I wandered through internet doors of never-ending information for hours. My mind consumed the websites and videos like they were candy. An hour passed. Then a second hour slipped away as I sat inside on the couch. The bright, warm sunshine outside began to fade and transformed into dark shadows on my front lawn. It slowly started to get dark out.
The next thing I knew, the hope I had felt earlier in the day morphed into depression as I realized I had wasted the entire day waiting for an event that never came. I sat alone in the darkness. Painful flashbacks of childhood memories became alive in my brain.
I once had a best friend who would always show up late to my house to play with me. I would call her in the morning to hang out, and she would always say yes, and leave me hopeful and excited to see her. But our time together rarely went so smoothly.
Normally, she’d often never show up and I’d waste hours waiting for her. I’d call her, and I’d find out she had simply forgotten about me. It made me feel alone, and unimportant. It made me feel like my life had less value than hers.
Because we lived in the country, I didn’t have a lot of other options for friends in our neighborhood. I grew to accept this crappy excited-to-depression cycle as a normal part of life. I started waiting for everyone else to come and make my life more interesting.
This lifestyle change happened slowly. As I waited for other people to make my life feel more fulfilling, I didn’t realize how much of my life I was actually wasting.
The flashbacks from my childhood continued to shake me as I explored deeper into my feelings. As a child, I fell into such a hole of numbness, that I lost track of how important my time was to me. I started worrying more about other people’s schedules than I did about my own. I became so afraid about missing out on time with other people, that I overlooked the time I had to explore my own life and find my purpose of life.
This became the prison of sadness and depression that I became trapped in. My whole life, I always waited for other people to create life experiences for me. But when no one came to save me, I didn’t know how to create a life of adventure on my own. I unknowingly had been choosing to waste my life, rather than investing my energy to create my life.
This revelation struck my soul so deeply. I could almost see it ripple into the dark room around me, shattering my loneliness like waves breaking the stillness of a quiet lake. I have spent so much of my life worried about other people’s realities, that I have often missed out on the adventure to create my own reality.
I stood up, and I turned the lights on in my house. Sitting at the kitchen table and realized that I needed to make a plan and take action to make sure I would never waste my time again. I first went to God.
“Help me understand my own life.” I prayed. “ I need to start learning how to take control of my time to make my life extraordinary, rather than wasting it away.”
The biggest revelation of the day thundered back to me like it was shot through a spiritual tunnel: If I want to feel alive, I have to learn how to master my time. Flashbacks crashed through my mind like a mental lightning storm. I saw at once all the memories that have made me into the person I am today. Too many times in my life, I have given the power in my life to other people to control. It was now time for me to take control of my life.
I stood up in the kitchen light.

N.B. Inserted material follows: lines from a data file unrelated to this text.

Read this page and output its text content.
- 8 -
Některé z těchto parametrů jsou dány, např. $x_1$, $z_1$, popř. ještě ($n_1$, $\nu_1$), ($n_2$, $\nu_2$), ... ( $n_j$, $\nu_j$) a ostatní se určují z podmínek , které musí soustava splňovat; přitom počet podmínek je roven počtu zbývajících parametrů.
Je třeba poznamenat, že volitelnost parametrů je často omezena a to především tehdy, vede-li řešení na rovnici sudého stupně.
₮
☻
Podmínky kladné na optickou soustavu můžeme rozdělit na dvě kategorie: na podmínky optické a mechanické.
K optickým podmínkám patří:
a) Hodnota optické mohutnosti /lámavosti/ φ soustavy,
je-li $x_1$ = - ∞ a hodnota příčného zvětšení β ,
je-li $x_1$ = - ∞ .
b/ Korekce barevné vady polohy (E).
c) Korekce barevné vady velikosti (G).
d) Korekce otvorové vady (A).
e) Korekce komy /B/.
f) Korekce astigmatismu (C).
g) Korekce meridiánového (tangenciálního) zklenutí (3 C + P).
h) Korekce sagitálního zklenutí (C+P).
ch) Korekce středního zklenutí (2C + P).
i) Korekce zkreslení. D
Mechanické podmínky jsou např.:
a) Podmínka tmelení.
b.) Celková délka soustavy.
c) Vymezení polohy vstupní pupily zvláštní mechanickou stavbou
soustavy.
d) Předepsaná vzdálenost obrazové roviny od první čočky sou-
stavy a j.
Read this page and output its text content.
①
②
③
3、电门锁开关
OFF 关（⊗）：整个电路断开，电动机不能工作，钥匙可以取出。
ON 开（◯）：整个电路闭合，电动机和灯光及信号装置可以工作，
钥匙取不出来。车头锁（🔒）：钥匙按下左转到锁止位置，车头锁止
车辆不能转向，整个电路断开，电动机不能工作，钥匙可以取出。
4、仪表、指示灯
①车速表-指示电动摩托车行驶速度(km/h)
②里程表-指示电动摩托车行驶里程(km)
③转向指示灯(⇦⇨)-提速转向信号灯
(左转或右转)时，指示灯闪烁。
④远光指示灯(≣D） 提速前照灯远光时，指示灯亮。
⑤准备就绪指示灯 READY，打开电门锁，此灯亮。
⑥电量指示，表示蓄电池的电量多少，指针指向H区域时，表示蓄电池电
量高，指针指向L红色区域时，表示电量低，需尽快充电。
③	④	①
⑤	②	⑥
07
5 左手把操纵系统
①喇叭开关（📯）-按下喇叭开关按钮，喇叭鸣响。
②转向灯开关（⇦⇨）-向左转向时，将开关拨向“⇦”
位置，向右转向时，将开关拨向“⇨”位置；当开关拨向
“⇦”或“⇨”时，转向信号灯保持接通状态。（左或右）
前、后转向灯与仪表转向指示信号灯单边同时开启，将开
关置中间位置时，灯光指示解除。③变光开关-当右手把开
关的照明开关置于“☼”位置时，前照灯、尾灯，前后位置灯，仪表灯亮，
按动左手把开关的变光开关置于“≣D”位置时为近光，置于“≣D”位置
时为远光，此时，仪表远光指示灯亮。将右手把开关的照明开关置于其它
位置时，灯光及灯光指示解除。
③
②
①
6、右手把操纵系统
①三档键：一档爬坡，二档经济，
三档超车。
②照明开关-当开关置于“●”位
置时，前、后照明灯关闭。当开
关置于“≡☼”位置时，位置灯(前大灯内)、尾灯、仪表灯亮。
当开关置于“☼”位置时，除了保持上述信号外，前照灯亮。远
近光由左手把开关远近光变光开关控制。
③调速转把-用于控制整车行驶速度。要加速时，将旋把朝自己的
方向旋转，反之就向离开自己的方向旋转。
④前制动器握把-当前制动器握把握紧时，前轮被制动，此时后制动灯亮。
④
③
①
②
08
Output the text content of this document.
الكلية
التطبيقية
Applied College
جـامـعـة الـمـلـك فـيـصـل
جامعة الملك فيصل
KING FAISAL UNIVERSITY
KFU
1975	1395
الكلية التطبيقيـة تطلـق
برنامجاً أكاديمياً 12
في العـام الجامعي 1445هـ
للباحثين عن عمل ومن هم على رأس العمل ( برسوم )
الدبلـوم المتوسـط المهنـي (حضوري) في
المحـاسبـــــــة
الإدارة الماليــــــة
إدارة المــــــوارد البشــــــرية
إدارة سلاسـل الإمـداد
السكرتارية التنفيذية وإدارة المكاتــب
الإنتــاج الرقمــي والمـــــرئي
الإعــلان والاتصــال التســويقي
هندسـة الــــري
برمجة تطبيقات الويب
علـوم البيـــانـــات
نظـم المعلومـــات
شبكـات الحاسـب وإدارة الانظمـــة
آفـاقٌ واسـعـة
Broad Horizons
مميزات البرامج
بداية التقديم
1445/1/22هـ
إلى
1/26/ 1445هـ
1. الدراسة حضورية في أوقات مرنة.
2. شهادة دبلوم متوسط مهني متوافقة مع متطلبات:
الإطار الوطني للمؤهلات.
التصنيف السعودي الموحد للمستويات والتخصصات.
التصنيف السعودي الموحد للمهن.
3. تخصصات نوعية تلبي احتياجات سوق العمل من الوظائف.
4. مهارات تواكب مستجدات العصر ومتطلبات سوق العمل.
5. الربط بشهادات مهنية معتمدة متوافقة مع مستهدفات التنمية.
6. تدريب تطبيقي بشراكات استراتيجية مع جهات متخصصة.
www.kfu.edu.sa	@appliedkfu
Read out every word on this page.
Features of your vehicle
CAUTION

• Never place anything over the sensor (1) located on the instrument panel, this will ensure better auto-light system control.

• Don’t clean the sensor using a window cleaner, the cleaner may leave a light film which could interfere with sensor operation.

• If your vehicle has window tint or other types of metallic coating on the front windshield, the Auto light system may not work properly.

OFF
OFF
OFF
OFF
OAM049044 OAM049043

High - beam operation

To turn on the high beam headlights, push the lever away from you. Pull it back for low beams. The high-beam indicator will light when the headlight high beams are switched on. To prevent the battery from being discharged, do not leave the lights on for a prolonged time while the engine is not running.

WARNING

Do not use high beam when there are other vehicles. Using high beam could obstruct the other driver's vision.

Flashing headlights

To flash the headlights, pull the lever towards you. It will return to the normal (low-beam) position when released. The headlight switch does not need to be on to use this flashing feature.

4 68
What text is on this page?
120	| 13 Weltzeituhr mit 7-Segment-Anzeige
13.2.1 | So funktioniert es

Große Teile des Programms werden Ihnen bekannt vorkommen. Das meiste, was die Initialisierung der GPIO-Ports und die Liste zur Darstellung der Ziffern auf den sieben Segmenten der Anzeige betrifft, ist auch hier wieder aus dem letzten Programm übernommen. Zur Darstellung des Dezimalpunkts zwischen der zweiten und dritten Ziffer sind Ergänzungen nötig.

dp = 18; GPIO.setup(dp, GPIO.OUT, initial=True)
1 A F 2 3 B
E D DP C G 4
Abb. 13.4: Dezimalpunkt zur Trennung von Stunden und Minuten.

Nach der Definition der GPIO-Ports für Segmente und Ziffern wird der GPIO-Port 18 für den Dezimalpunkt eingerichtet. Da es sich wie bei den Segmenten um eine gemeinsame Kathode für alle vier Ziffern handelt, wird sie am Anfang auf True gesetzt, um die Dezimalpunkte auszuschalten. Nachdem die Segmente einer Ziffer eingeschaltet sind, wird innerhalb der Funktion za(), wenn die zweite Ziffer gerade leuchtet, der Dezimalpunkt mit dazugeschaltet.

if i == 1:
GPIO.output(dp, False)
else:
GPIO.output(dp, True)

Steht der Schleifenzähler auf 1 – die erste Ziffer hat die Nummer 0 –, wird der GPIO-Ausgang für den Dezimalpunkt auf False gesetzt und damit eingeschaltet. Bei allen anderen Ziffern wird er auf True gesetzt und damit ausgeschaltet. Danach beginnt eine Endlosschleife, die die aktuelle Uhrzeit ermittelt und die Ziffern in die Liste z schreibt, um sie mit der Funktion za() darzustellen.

I felt changed. My time now meant something to me. I am important. I decided right there that I am now going to be the leader of my life. There is a treasure out there for all of us to find. Wealth can never be found if you choose to waste your time away.
That night, I wrote down three goals to help me stop wasting my time, so that I can now start moving closer to finding my dreams:
Stop Wasting Your Time, Goal #1:
I will stop waiting for other people to lead me to happiness. Life is now going to be up to me to explore.
Stop Wasting Your Time, Goal #2:
I will be proactive discovering who I am. I will no longer be reactive to the obstacles blocking block my path. I am going to start planning my own path to success. I am an adult now. I don’t have to wait for anyone to show me the way anymore. It’s time that I start creating the life I want to live with my effort and time.
Stop Wasting Your Time, Goal #3:
I will intentionally work for success. I will no longer daydream that success will just magically show up on its own. I’ve learned that when I am unprepared for the day, nothing happens. I am motivated to turn my life into a daily adventure. I can create an awesome life if I focus my efforts and put in the work. This journey starts by me making, and executing, a plan.
We are all called to be leaders of our lives life. Learn from some of the mistakes I’ve made, so that you can find your journey and purpose in your life.